Before allowing the police to fully do their job, two senators used the tragic murder to renew their concerns about Chinese infiltration in the Philippines. Senator Panfilo Lacson called it a “cause for concern.” He added: “That may confirm a yet unvalidated report that a good number of PLA members are on immersion mission in several parts of the country although the reason for it is still unclear.”
Expanding the theory, he added that the report suggested “the entry of large sums of Chinese laundered money entering the country is connected to the PLA presence here.”
Senator Richard Gordon added to this suspicion, speculating that the PLA could be seeding spies in the country. He believes the Chinese are bringing money into the Philippines through POGO employees to finance intelligence activities, adding “They are riding on Pogos.”

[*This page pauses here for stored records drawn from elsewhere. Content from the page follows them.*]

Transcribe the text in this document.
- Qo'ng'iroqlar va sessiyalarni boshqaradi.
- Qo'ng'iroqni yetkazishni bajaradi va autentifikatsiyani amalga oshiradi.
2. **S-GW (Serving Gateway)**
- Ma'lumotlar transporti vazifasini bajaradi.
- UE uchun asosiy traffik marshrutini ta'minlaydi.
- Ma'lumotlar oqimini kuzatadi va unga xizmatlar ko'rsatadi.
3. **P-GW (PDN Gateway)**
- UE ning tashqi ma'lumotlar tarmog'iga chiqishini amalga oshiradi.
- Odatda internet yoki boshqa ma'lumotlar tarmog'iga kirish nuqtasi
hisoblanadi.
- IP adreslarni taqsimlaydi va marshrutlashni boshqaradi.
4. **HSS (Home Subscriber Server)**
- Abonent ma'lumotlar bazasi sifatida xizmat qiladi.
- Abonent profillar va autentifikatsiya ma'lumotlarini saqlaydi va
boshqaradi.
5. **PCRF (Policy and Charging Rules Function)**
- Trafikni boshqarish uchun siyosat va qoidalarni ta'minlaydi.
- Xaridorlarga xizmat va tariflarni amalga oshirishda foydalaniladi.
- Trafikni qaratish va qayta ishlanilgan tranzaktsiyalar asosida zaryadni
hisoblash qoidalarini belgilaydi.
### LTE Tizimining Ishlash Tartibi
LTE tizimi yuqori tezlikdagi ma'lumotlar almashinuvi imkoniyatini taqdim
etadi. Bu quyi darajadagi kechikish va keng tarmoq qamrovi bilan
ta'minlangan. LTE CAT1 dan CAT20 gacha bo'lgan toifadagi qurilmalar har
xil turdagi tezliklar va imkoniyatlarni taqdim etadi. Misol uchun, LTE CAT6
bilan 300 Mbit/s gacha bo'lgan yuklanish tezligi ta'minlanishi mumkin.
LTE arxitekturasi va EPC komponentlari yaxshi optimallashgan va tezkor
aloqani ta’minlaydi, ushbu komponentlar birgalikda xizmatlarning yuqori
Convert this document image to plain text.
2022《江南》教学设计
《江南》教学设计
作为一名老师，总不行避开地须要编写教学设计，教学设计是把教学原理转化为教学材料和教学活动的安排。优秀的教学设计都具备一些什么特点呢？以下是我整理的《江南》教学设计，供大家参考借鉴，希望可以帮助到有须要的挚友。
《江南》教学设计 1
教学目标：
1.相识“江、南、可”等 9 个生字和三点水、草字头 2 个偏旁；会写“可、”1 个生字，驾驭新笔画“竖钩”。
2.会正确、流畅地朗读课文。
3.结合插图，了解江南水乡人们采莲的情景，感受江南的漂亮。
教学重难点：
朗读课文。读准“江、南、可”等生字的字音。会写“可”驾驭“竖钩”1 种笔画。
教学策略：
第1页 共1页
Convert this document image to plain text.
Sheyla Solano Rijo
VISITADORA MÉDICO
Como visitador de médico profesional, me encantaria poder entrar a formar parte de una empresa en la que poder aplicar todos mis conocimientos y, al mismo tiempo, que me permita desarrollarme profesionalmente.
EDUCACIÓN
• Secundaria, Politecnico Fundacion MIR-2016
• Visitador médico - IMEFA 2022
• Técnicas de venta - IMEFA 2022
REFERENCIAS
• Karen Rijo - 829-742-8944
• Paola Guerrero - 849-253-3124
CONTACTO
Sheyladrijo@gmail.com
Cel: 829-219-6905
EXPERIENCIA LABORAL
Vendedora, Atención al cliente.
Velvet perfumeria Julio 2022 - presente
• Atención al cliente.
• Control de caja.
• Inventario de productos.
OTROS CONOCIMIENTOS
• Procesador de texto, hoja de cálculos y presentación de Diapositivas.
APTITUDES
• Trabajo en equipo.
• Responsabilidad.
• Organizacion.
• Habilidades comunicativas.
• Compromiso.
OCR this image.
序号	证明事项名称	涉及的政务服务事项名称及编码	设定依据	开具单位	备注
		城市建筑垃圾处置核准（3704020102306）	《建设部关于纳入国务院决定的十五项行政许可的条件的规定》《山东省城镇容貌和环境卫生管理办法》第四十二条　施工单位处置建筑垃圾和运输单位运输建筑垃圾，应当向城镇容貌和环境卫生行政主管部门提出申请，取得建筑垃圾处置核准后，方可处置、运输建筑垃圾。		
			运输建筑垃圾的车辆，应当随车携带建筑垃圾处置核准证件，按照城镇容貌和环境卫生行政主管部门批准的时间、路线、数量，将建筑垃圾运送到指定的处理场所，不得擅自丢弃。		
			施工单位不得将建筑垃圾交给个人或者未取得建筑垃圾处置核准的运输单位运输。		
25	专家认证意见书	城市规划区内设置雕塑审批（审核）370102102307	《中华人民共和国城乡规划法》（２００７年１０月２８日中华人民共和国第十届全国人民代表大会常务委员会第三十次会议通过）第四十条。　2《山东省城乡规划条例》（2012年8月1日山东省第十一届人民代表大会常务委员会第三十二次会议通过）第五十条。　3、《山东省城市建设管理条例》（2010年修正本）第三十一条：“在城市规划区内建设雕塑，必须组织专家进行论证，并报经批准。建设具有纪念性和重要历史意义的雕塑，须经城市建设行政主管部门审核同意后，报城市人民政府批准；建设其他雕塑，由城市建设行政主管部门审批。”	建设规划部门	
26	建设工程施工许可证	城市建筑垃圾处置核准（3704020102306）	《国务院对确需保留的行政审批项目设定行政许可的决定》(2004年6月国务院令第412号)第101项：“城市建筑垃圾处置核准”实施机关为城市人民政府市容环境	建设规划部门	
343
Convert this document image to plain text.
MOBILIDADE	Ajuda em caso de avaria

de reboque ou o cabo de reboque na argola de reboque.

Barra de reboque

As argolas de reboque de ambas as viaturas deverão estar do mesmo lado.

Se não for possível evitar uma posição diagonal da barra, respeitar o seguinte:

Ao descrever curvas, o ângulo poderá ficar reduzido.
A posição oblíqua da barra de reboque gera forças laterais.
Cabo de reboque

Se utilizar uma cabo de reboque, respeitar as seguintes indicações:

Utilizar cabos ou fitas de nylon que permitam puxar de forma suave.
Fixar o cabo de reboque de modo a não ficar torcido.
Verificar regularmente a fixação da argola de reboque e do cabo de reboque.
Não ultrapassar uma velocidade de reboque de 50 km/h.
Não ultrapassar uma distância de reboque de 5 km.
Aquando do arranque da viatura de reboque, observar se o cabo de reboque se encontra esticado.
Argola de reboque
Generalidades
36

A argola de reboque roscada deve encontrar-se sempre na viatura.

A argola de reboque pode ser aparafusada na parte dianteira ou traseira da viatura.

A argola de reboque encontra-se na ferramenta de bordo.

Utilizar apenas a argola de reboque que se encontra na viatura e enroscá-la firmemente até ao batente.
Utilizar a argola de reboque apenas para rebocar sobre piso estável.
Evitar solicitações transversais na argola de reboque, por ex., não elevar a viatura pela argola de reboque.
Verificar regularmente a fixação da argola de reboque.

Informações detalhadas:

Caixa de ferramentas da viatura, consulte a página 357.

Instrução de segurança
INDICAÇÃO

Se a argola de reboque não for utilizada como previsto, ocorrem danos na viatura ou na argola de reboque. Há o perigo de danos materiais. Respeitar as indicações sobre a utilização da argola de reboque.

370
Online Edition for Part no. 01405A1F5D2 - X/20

Those fears caused several agencies to claim they were investigating that possibility, but his speculation got the President’s office to demand more information from Gordon, perhaps in a bid to not lose face in the matter. “If the good Senator has information on that, I think they should provide us with intelligence reports so that we can pursue the line of belief of that matter,” presidential spokesman Salvador Panelo said.
As lawmakers use the fake IDs of the suspects to speculate and investigate into the bigger forces at play here, the personal story of the victims starts to fade. Yin’s wife told police they met the suspects through WeChat, and had agreed to the money exchange to help Yang return home to China. That fateful WeChat encounter now leaves her mourning her husband’s end.